Kirk Torgensen, the chief deputy for the attorney general's office, says he is always busy, but lately his office seems to be focusing more on mortgage fraud cases and Ponzi-type schemes.
The most recent mortgage fraud case came Friday when state investigators raided Utah Financial in Midvale. Officers arrested Brendan Cassity, president of Utah Financial, and his wife, Olivia. They face 15 counts of communications fraud, racketeering, and money laundering.
Investigators say their scheme brought in millions of dollars. The courts have frozen their assets and are in the process of taking their home and business.
Torgensen says this case sounds a lot like many others he has seen recently.
"Clearly with the economy being as desperate as it is, this is a perfect opportunity for criminals.

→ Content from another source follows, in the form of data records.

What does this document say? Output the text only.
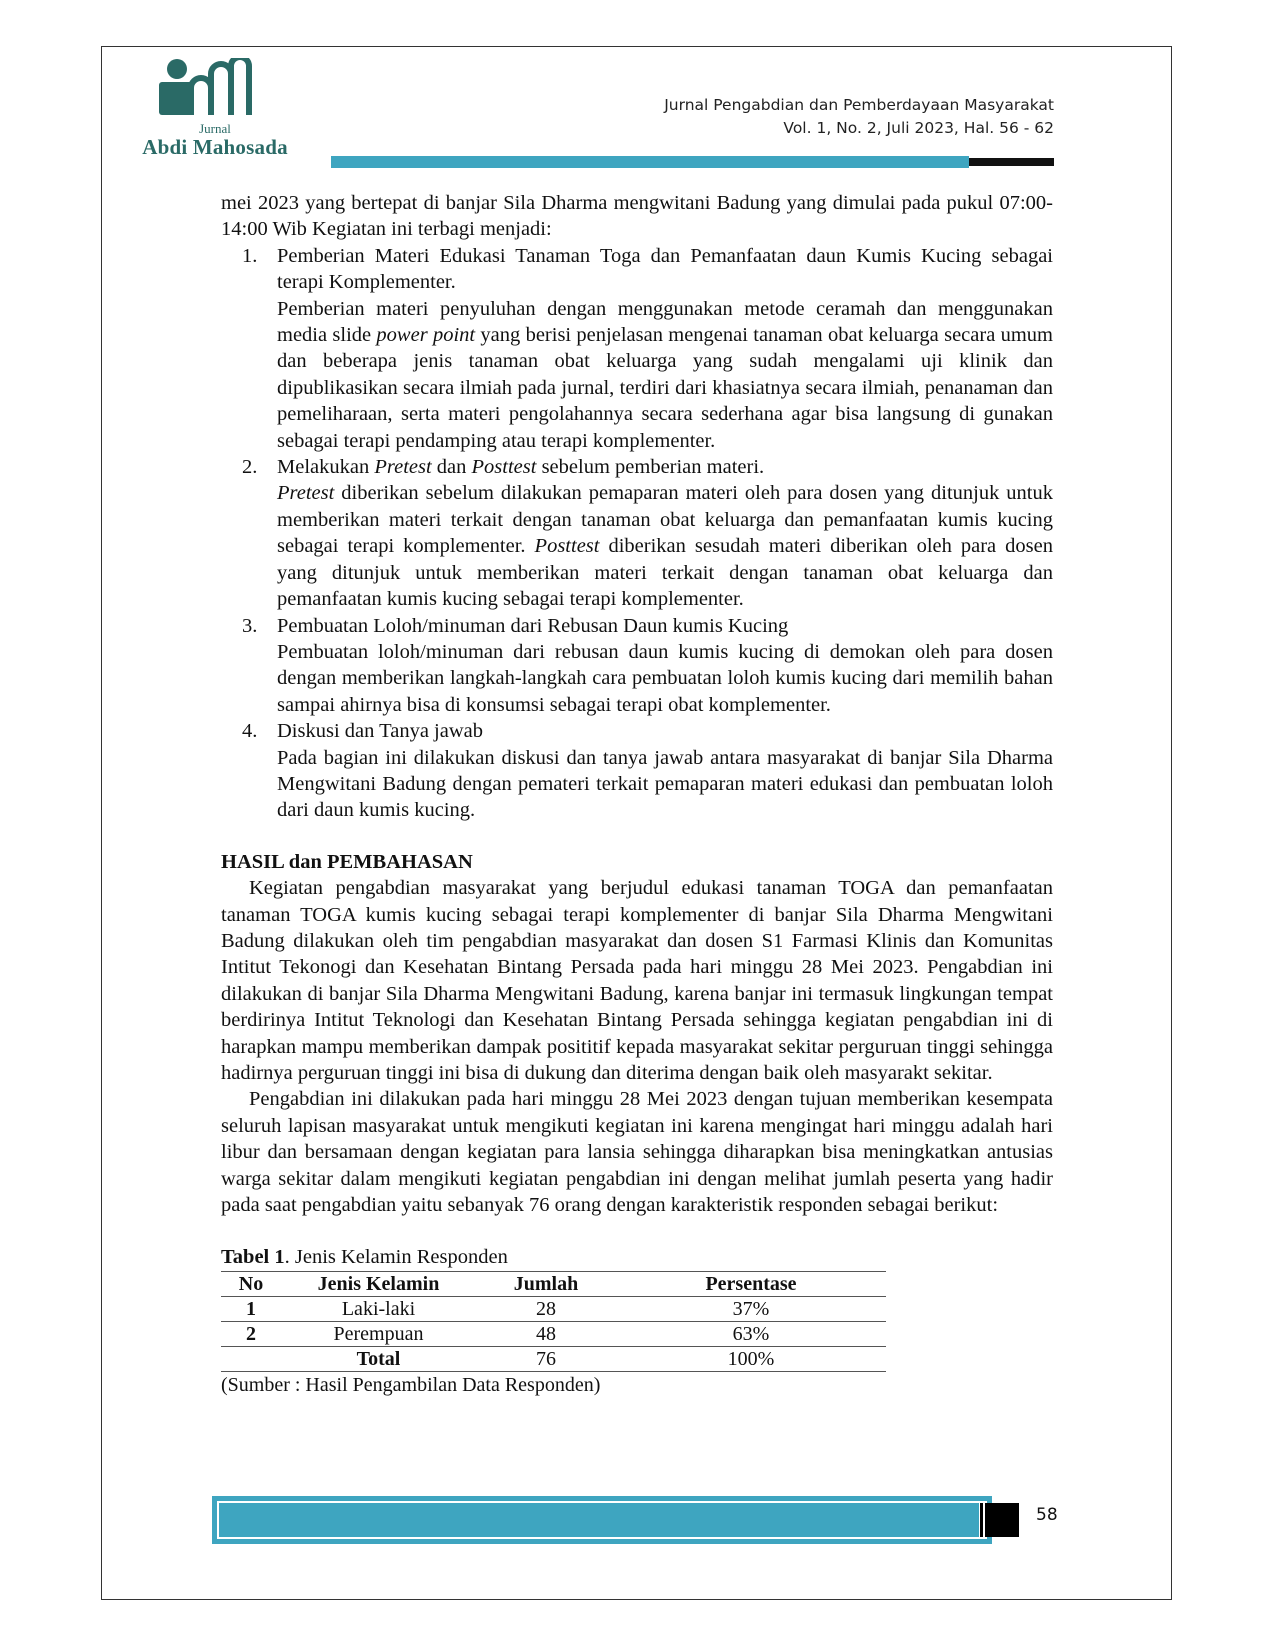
Jurnal
Abdi Mahosada
Jurnal Pengabdian dan Pemberdayaan Masyarakat
Vol. 1, No. 2, Juli 2023, Hal. 56 - 62

mei 2023 yang bertepat di banjar Sila Dharma mengwitani Badung yang dimulai pada pukul 07:00-14:00 Wib Kegiatan ini terbagi menjadi:

1. Pemberian Materi Edukasi Tanaman Toga dan Pemanfaatan daun Kumis Kucing sebagai terapi Komplementer.

Pemberian materi penyuluhan dengan menggunakan metode ceramah dan menggunakan media slide power point yang berisi penjelasan mengenai tanaman obat keluarga secara umum dan beberapa jenis tanaman obat keluarga yang sudah mengalami uji klinik dan dipublikasikan secara ilmiah pada jurnal, terdiri dari khasiatnya secara ilmiah, penanaman dan pemeliharaan, serta materi pengolahannya secara sederhana agar bisa langsung di gunakan sebagai terapi pendamping atau terapi komplementer.

2. Melakukan Pretest dan Posttest sebelum pemberian materi.

Pretest diberikan sebelum dilakukan pemaparan materi oleh para dosen yang ditunjuk untuk memberikan materi terkait dengan tanaman obat keluarga dan pemanfaatan kumis kucing sebagai terapi komplementer. Posttest diberikan sesudah materi diberikan oleh para dosen yang ditunjuk untuk memberikan materi terkait dengan tanaman obat keluarga dan pemanfaatan kumis kucing sebagai terapi komplementer.

3. Pembuatan Loloh/minuman dari Rebusan Daun kumis Kucing

Pembuatan loloh/minuman dari rebusan daun kumis kucing di demokan oleh para dosen dengan memberikan langkah-langkah cara pembuatan loloh kumis kucing dari memilih bahan sampai ahirnya bisa di konsumsi sebagai terapi obat komplementer.

4. Diskusi dan Tanya jawab

Pada bagian ini dilakukan diskusi dan tanya jawab antara masyarakat di banjar Sila Dharma Mengwitani Badung dengan pemateri terkait pemaparan materi edukasi dan pembuatan loloh dari daun kumis kucing.

HASIL dan PEMBAHASAN

Kegiatan pengabdian masyarakat yang berjudul edukasi tanaman TOGA dan pemanfaatan tanaman TOGA kumis kucing sebagai terapi komplementer di banjar Sila Dharma Mengwitani Badung dilakukan oleh tim pengabdian masyarakat dan dosen S1 Farmasi Klinis dan Komunitas Intitut Tekonogi dan Kesehatan Bintang Persada pada hari minggu 28 Mei 2023. Pengabdian ini dilakukan di banjar Sila Dharma Mengwitani Badung, karena banjar ini termasuk lingkungan tempat berdirinya Intitut Teknologi dan Kesehatan Bintang Persada sehingga kegiatan pengabdian ini di harapkan mampu memberikan dampak posititif kepada masyarakat sekitar perguruan tinggi sehingga hadirnya perguruan tinggi ini bisa di dukung dan diterima dengan baik oleh masyarakt sekitar.

Pengabdian ini dilakukan pada hari minggu 28 Mei 2023 dengan tujuan memberikan kesempata seluruh lapisan masyarakat untuk mengikuti kegiatan ini karena mengingat hari minggu adalah hari libur dan bersamaan dengan kegiatan para lansia sehingga diharapkan bisa meningkatkan antusias warga sekitar dalam mengikuti kegiatan pengabdian ini dengan melihat jumlah peserta yang hadir pada saat pengabdian yaitu sebanyak 76 orang dengan karakteristik responden sebagai berikut:

Tabel 1. Jenis Kelamin Responden

No	Jenis Kelamin	Jumlah	Persentase
1	Laki-laki	28	37%
2	Perempuan	48	63%
	Total	76	100%

(Sumber : Hasil Pengambilan Data Responden)

58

They're looking for opportunities," he said.
Suspected criminals Ronald Haycock Sr., Lyle Smith, and Jamis Johnson were charged just last week with a massive mortgage fraud scheme that could result in 20 years in prison.
They were charged with buying houses in distress, inflating the appraisals, and then selling them quickly to buyers with good credit who could take out loans for homes they normally couldn't afford.
Torgensen says watch out for fast deals.
"If somebody wants you to do something immediately, the thing I would say is, ‘I'm sorry, I'm not going to do it,'" he advised.
"We're begging people to just take it slow and get a second opinion," he added.
Torgensen also says if you have any questions about a deal, you can contact the attorney general's office, the Utah Division of Consumer Protection, or even the Better Business Bureau.